Il team di Geofelix si è alzato un giorno e, mettendosi in una tipica posa improbabile degna dei Power Rangers, con voce impostata ha evocato: “Potere degli assi ortogonali vieni a me !”

Se la domanda che vi state ponendo ha a che fare con dei nostri traumi adolescenziali con la geometria, la risposta è: assolutamente si, ci sono stati brutti trascorsi. Scherzi a parte, un paio di settimane fa, abbiamo ricevuto la prima commissione per un lavoro di stampa 3D. Si trattava di realizzare due case per l’innovativo sistema Raspberry Pi. Una versione prevedeva la creazione di un logo in grafica 2D da scavare nella parte superiore del case come stampa in sottrazione. L’altra un case chiuso dove apporre l’adesivo con il logo.

Fin qui tutto bene però poi, quando apri Blender, il classico panico del foglio vuoto sembra uscire dal monitor e venire verso di te dato che è in 3D.

Modellazione e stampa 3D Geofelix

La modellazione di un oggetto così specifico, come il case, prevede misurazioni che tengano conto delle dimensioni e delle varie aperture del Raspberry Pi: porte USB, presa ethernet, porta di alimentazione, alloggiamento per scheda di memoria SD e così via.

Nella fase progettuale siamo riusciti a renderizzare il modello con precisione e ad aggiungere importanti dettagli, quali i fori per le viti di fissaggio per collegare le due parti.

Un’ulteriore fase di design è stata quella della realizzazione di un tracciato SVG in 2D per il logo e la scritta. Nell’importazione su blender queste forme piatte sono state trasformate in solidi estrusi in 3D adatti alla modellazione e, soprattutto, all’interazione con il solido 3D del case.

Grazie all’applicazione di operatori matematici sul modello definiti tecnicamente “operatori booleani” abbiamo sottratto i solidi a quello del case.
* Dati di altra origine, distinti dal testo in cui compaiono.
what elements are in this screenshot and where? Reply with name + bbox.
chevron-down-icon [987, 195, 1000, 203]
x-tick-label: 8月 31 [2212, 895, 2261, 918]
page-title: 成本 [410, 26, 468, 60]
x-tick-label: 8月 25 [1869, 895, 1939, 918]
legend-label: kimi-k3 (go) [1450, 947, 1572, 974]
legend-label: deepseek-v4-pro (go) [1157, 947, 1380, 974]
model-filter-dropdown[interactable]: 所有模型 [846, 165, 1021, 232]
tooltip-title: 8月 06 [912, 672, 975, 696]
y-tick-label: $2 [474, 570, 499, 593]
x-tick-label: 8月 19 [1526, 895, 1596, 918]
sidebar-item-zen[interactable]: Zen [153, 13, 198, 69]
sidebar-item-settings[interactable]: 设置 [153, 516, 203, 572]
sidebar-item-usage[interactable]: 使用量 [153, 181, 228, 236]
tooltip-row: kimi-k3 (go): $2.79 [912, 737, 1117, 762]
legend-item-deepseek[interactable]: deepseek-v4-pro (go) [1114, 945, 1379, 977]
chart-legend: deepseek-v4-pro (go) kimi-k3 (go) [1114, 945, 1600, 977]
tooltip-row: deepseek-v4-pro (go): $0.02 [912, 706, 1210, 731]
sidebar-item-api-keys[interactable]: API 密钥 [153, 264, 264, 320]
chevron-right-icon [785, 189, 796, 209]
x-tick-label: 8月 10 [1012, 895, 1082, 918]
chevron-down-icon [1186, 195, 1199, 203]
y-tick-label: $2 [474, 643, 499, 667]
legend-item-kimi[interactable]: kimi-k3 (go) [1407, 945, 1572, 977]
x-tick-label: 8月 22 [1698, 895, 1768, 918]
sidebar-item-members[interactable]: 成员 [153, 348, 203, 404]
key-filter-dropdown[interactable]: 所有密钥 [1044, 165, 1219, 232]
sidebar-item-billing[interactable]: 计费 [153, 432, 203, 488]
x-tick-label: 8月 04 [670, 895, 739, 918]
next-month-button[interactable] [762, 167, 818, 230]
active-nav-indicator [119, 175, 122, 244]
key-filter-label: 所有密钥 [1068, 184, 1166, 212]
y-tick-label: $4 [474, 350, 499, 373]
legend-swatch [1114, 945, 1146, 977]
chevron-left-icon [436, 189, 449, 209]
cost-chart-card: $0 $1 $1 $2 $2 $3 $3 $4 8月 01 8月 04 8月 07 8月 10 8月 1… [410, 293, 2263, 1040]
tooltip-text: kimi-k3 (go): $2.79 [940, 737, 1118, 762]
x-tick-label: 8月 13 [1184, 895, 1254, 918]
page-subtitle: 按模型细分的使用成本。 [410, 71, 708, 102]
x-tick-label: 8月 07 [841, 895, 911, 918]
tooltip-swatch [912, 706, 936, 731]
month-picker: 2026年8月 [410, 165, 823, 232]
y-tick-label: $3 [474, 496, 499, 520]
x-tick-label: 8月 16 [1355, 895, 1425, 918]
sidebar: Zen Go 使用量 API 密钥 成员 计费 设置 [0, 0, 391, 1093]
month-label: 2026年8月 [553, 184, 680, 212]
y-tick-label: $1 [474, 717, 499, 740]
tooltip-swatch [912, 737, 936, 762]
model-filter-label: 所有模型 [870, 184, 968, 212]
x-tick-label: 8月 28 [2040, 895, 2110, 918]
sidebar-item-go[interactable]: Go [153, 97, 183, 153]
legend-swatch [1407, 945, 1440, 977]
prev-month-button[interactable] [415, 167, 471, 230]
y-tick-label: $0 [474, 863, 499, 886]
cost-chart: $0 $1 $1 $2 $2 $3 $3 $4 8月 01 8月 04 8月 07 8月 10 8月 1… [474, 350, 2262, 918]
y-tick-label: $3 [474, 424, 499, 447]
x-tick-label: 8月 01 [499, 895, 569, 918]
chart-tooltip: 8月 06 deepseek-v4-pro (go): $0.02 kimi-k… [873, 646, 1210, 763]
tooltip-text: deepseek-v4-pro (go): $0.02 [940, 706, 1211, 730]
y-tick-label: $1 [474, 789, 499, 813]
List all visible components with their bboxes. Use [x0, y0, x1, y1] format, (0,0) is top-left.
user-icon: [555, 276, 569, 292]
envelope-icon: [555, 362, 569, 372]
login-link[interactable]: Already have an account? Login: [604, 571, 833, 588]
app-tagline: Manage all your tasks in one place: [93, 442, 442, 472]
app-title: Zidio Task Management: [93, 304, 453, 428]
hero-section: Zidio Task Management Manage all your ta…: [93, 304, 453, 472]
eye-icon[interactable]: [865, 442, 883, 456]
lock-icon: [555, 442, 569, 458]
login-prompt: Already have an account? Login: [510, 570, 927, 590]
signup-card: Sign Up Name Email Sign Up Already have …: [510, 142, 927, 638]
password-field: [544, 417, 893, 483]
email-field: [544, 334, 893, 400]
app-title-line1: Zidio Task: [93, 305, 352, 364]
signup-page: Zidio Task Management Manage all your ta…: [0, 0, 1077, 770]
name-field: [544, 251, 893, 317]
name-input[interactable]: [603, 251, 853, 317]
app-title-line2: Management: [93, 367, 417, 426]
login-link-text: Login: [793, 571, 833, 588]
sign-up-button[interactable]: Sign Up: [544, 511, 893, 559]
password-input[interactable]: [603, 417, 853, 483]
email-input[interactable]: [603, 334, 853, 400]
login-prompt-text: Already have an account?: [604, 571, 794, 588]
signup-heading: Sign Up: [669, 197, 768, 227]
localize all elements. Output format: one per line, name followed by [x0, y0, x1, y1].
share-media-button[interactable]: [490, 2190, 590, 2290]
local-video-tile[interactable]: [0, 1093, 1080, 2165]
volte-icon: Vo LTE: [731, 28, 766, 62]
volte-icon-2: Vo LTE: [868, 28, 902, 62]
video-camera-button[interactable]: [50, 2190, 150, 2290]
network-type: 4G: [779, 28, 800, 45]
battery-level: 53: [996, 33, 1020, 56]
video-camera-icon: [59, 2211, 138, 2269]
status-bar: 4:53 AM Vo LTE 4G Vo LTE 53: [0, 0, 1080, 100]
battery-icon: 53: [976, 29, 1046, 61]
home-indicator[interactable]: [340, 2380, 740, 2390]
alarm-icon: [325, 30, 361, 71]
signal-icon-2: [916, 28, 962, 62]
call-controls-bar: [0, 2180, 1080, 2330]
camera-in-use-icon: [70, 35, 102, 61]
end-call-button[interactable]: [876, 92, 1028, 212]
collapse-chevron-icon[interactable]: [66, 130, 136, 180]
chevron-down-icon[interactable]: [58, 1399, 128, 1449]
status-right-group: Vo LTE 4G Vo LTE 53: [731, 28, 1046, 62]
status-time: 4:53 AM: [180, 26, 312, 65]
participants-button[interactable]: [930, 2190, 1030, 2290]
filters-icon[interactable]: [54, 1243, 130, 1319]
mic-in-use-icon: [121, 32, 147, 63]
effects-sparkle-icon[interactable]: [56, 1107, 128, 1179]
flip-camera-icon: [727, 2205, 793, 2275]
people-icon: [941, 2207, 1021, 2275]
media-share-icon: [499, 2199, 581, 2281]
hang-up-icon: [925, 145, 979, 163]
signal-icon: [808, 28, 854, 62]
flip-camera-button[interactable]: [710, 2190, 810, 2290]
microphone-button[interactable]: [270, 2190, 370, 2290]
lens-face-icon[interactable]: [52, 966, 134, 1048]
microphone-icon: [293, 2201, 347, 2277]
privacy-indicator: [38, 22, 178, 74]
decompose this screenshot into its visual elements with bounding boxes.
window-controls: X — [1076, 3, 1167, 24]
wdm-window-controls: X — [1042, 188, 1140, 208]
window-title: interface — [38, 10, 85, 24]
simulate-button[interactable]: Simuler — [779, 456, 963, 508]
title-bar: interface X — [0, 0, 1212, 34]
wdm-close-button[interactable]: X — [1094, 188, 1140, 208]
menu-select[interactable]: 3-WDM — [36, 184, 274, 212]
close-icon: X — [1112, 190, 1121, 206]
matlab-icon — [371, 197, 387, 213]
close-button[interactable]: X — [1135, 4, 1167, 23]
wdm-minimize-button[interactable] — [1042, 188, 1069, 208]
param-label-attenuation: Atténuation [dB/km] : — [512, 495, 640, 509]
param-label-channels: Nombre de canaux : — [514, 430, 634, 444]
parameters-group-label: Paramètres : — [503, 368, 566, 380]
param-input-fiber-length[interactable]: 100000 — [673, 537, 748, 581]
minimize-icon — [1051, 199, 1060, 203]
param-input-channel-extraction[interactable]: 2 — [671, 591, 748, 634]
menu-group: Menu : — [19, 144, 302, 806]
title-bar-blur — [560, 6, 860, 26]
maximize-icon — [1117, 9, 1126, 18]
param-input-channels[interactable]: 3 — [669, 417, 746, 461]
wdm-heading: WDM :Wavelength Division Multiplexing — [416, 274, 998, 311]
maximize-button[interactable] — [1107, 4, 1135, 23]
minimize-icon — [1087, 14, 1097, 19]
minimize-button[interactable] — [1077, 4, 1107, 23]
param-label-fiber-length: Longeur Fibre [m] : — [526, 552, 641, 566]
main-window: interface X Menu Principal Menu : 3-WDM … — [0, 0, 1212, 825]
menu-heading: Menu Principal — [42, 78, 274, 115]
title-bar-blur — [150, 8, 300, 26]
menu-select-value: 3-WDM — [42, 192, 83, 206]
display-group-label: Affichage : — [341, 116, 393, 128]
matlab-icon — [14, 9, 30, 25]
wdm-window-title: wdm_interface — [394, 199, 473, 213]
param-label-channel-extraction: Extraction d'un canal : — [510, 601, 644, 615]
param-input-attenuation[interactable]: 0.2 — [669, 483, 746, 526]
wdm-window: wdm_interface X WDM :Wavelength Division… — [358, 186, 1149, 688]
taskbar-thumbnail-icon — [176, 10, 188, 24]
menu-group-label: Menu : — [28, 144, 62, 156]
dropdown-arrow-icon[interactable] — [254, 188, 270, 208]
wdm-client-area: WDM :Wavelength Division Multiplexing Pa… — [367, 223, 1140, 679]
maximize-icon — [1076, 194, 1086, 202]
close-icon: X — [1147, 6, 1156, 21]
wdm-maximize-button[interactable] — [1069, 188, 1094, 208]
In tal modo abbiamo scavato letteralmente dal case le forme che volevamo.

Modellazione e stampa 3D Geofelix
Modellazione e stampa 3D Geofelix
Modellazione e stampa 3D Geofelix
Modellazione e stampa 3D Geofelix

Blender, a questo punto, è pronto per esportare in formato STL tutto il nostro progetto per darlo in pasto ad un altro programma definito “slicer”.

Il software da noi impiegato è Simplify 3D: analizza il file STL preparandolo per la stampa attraverso la suddivisione in tanti piccoli layer (strati). Impostando svariati parametri che spaziano dallo spessore del guscio esterno e dei singoli strati, alla velocità di stampa, si riesce ad ottenere il setup ottimale della stampante 3D per quel determinato modello.

Modellazione e stampa 3D Geofelix

Nelle immagini potete vedere il risultato finale della versione con logo impresso. Mentre, per quanto riguarda l’altra versione, abbiamo vettorializzato e stampato il logo come tanti adesivi su foglio formato A3.

Stiamo già lavorando per il nostro progetto di smart lamp del Gatto Panzone e per i clienti: il nostro estrusore è già pronto a ricevere le coordinate per realizzare tutto quello che avete in mente.